To install the packages needed for these scripts you should run the following from within R itself:

install.packages(c("dplyr", "tidyr", "ggplot2", "forecast", "TSA", "reticulate", "caTools", "scales", "argparse"))

clusterviz.R

This script visualises the patterns of each cluster in an aggregated file, saving plots in a directory. Unfortunately, when loading directly from a pickle (with the --pkl option) this requires the python module pandas to have been installed outside of a virtual environment, with pip install --user pandas. The script is called with Rscript clusterviz.R [options].

  • cluster_file: Source csv or pickle for visualisation.
  • -i IMG_PATH: Path for directory to store plots; default: ../img/.
  • -p POSTFIX: Postfix for image files, identifying this “batch” of clusters; default: _plot.
  • --width WIDTH: Width of plot output in cm
  • --height HEIGHT: Height of plot output in cm
  • --pkl: Load directly from a pickle instead of a csv file.

Example:

python py/pickletocsv.py data/test1kbagg.pkl data/test1kbagg.csv
Rscript R/clusterviz.R data/test1kbagg.csv -p "_1kb" --img img/

Create csv for the pickle created by clusAssign.py, then create visualisation plots for all clusters and postfix them with _1kb (as in all_fre_1kb.png).

fftest.R

This is a now-redundant script testing fitting repeating patterns with Fourier transforms.

weathmod.R

This script takes the downloaded weather data, (hard-coded path: ../data/2016-18-weather.pkl) and calculates running last-24-hour minimum and maximum temperatures. It then fits harmonic regressions using the first and second harmonic to de-trend the yearly pattern of each series, saving the resulting dataset at ../data/weatherharm.csv and stores the models in ../models/weatherMinharmonic.rds and ../models/weatherMaxharmonic.rds. These paths can be changed in the source (and will likely need to be as the data files are not included in the repository), but there are no command line options.

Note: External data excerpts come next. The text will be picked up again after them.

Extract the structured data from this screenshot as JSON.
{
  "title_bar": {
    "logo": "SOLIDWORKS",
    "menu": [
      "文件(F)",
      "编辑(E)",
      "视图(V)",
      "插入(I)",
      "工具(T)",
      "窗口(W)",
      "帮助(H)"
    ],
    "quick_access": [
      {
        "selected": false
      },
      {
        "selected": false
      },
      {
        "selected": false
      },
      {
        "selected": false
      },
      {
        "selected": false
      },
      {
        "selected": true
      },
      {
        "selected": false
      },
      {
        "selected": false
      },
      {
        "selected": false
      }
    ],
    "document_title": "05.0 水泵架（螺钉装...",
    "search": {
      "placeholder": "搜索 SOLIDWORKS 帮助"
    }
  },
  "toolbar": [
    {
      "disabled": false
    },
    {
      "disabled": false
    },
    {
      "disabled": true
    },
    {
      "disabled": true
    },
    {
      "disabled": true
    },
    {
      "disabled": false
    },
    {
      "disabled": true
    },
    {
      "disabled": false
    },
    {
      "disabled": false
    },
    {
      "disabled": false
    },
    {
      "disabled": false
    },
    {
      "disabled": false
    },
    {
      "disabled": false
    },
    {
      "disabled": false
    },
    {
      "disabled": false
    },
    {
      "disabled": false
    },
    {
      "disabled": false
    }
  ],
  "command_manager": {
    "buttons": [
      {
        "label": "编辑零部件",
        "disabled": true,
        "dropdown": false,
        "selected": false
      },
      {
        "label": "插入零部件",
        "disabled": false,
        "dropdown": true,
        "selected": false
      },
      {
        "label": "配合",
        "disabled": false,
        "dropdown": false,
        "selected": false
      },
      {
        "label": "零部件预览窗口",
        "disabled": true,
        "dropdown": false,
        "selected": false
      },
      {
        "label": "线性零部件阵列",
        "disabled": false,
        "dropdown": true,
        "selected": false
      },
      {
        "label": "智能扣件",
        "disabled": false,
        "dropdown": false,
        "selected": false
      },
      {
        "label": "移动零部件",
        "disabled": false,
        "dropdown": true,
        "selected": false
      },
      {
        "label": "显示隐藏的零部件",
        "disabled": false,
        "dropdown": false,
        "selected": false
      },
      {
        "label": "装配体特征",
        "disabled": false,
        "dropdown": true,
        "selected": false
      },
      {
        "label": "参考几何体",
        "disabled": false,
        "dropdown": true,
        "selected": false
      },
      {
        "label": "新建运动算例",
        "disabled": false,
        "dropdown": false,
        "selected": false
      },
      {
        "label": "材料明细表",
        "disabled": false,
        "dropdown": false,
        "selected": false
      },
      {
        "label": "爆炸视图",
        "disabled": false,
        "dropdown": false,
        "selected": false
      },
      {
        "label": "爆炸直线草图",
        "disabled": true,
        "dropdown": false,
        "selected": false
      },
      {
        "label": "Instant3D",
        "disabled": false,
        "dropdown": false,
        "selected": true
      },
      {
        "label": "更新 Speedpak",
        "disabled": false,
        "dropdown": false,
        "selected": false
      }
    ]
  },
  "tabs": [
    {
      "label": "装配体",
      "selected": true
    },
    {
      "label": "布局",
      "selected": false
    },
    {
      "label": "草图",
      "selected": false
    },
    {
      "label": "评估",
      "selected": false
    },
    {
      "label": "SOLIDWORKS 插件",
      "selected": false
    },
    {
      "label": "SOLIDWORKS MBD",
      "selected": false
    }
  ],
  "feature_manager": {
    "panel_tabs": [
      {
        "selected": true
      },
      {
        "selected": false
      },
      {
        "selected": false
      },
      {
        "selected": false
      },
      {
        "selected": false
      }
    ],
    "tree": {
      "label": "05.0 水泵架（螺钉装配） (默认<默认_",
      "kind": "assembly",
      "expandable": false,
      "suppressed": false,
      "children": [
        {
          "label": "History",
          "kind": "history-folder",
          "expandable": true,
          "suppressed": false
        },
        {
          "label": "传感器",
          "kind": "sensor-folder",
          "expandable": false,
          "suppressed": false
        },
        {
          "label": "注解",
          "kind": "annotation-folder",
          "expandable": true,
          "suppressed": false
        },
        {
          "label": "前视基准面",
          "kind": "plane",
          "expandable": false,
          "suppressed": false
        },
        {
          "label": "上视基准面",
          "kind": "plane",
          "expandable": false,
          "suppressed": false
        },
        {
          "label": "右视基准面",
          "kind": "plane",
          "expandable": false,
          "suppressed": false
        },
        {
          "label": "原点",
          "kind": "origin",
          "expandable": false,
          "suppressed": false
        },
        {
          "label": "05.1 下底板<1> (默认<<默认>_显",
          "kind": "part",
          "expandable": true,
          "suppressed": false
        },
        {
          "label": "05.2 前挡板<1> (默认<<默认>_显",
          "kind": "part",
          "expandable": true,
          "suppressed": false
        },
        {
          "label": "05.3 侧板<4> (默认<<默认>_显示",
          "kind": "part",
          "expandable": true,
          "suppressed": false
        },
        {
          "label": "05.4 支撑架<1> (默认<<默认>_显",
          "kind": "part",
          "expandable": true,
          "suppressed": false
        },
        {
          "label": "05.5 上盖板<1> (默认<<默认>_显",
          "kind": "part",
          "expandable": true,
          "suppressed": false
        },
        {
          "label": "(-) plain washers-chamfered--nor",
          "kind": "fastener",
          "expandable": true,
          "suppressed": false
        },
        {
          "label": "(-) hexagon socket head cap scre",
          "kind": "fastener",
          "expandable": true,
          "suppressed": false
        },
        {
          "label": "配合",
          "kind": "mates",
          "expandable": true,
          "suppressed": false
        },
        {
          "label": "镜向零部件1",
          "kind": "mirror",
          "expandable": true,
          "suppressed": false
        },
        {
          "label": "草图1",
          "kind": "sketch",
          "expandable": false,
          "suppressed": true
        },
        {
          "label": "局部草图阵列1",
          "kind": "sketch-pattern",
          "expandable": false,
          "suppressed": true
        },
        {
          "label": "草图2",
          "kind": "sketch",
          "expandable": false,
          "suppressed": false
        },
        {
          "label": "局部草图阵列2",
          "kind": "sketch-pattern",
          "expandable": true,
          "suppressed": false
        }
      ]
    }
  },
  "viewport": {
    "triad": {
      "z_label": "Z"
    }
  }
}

Commented out in the source are a number of potentially informative plots showing this process. For example:

Detrended maximum daily temperature

Black is observed values; blue is harmonic trend; green is residuals/de-trended data.

The justification for this is that we want to include the deviation from typical value for that time of year in our model, not the value itself.

As written, this script assumes a python virtual environment located in ../venv/.

combmodels.R

Taking ../data/9-clusters.agg.pkl and ../data/weatherharm.csv as inputs, this script first fits a harmonic model to cluster 1 and tests it with the assigned clusters in ../data/1617-agg.pkl. It then fits models to all clusters and saves them collectively in ../models/1kmods.rds.

Similar to the previous, some plots are again commented out.

As written, this script assumes a python virtual environment located in ../venv/.

Shiny App

The R Shiny app is located in shiny/app.R. It requires the outputs from weathmod.R and combmodels.R, along with a couple of extra packages, installed with:

install.packages(c("shiny", "shinycssloaders"))

Explaining Shiny and how to properly install it on a server in order to have a nice web app on a domain behind https etc would take more time than I have (email me!) but for an example of a simple, self-hosted app in action see this project I made awhile ago (source).

The app in this project can be run with Rscript app.R; this will (after several seconds of start-up) launch the app at a random port (e.g. 5576). Navigating to this location in your browser (firewall permitting) should display the app.

The “data and model” tab allows exploration of the data along with the model projection; plots can be saved by right-clicking. The “prediction” tab allows, after specification of the number of icps in each of nine clusters, the temperature range, and the month and day of the week, the projected demand pattern. The month is approximate because it models a “typical” day in the approximate middle of that month, without a specific date.